Blog 2: Pulingui
It is the end of Week 3 and SEC Team Oportunidad has adjusted to the challenging Pulingui environment. It has been a steady ten degrees Celsius (about fifty degrees Fahrenheit) for this entire week. Though this is not considered cold by most, especially the UConn students, there is no escape from the weather; it is just as cold inside as it is outside. With the wind chill and high altitude, the interns tend to stay inside.
Our plans for our time here included consulting for a local jam factory, consulting for a social enterprise in Riobamba, hiking Mount Chimborazo, and lots of project time. By far the highlight of the week was hiking Chimborazo, the volcano that overlooks Pulingui. At more than 20,000 feet, “Tite Chimborazo” stands as a fatherly figure in the local indigenous cultures. Our hiking guides included an “Ice Man,” an individual who hikes to the ice level of Chimborazo to mine ice and transport it to the regional city of Riobamba. Twenty years ago, the Ice Men would hike Chimborazo daily (sometimes twice in one day) to bring ice to nearby cities and pueblos. Icemakers and refrigerators largely put the Ice Men out of business, but a few serve as tour guides. I wore two shirts, two sweaters, a jacket, two gloves, and carried a backpack full of snacks and toilet paper. I have hiked mountains before (thank goodness for the Sandias) but Chimborazo was a physical challenge unparalleled to anything I have experienced before. The altitude forced us to take a short break after every ten to fifteen steps. After several strenuous hours, we made to the “ice zone.” It was only after we made it to the top when I realized that our guide was not wearing gloves (he had some, but did not like to wear them because “they were too hot”). I might have taken pictures if there was a view (and if I could move my fingers), but the clouds enveloped us closely and our view was limited to the twenty feet around us. Gives a whole new meaning to the term “cloud nine.”

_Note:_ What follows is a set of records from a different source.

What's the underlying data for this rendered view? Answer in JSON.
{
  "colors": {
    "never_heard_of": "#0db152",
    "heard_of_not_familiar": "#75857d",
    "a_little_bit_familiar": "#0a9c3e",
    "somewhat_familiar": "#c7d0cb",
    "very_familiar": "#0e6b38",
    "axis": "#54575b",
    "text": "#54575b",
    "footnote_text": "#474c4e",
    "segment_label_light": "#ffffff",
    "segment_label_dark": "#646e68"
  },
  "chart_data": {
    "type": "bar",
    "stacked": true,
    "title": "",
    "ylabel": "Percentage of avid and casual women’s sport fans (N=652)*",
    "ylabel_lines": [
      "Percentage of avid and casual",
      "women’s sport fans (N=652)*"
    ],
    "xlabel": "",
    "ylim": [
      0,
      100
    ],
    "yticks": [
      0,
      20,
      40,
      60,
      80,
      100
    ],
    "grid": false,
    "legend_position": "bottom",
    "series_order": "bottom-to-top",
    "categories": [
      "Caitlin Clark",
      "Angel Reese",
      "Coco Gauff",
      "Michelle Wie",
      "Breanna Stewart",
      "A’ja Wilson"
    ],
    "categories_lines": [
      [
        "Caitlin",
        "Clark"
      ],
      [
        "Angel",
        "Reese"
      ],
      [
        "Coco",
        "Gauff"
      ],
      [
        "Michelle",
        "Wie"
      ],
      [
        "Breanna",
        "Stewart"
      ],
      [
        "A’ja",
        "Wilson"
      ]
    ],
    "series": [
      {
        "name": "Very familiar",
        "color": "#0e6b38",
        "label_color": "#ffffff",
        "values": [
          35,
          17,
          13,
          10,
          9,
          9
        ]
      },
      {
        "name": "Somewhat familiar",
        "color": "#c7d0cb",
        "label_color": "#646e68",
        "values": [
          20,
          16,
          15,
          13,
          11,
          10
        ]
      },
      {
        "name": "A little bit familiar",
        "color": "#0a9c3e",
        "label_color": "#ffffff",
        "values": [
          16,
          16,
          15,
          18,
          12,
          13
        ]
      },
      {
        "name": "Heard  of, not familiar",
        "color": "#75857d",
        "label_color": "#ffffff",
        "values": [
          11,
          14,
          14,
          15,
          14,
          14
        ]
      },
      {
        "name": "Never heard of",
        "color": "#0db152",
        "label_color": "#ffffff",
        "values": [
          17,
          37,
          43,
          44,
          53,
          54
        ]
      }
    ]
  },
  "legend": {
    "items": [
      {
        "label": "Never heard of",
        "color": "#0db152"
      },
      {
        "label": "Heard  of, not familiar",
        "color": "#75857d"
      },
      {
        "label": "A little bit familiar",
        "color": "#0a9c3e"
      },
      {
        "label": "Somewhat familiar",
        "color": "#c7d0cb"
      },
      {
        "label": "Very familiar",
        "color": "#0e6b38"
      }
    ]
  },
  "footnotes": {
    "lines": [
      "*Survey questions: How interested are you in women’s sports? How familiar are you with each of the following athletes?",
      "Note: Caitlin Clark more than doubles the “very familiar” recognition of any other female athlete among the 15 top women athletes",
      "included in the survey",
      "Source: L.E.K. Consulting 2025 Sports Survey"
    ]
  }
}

Pulingui does not have wifi. This cultural shock prompted the interns to find other ways to stay busy. In all honesty, not having wifi was very relaxing; I took hikes, helped the family with moving their livestock (the cow is difficult), and worked with others on community projects. Early one morning, I joined the rest of the village to participate in a minga, or a community project, to "repave" the lone road in the pueblo. "Paving" the road meant cleaning up the trash in the street, dumping fresh dirt over the road, and smoothing it out with shovels. I'm still not sure if what we did was actually helpful, but the giggling women insisted it was. A few days later, another minga included removing a fence that was in thick shrubbery; this fence was older than some of the younger mothers in the village. Removing this fence meant cutting down vines with machetes and cutting down trees with large axes. The interns were caught off guard when the older Pulingui women began swinging the axes to cut down trees. After only a few minutes of helping, Daniel, our regional coordinator, pulled his back and later went to the hospital. I'm not sure how the small Pulingui women are so tough and strong, but I was thoroughly humbled. My house mom, Paulita, insists that it's the soup and Pulingui dirt that creates such strong women.
When it comes to housing, I unknowingly had twenty-six roommates. Twenty-five of them were slugs that ranged from two to three inches long, slowly moving underneath the floorboards of our house. We only found the slugs three days before we left Pulingui. Like many “traumatic” events in our lives, I found the inspiration to write a poem:
Roses are red,
violets are blue,
bed bugs are not fun,
slugs suck too.
But in all reality, slugs are decent roommates. Definitely better than some of the roommates I know *coughcoughMenachemcoughcough*
Typical Pulingui food includes a hearty soup of choclo, papas, and an herb. Paulita used a healthy amount of herbs (I picked some of them) in all of her food and I became a quick fan. The rest of the meal varies, depending on time of day and weather. One morning, Menachem and I had a large plate of french fries, drizzled with ketchup. Paulita was looking on eagerly, hoping that she we enjoyed the meal. I finished my plate, though I didn't feel well afterwards. How could I say no to Paulita?
Tomorrow morning, I’m tasked with walking the cow up to the nearby hill, but the cow does not like me. Updates later.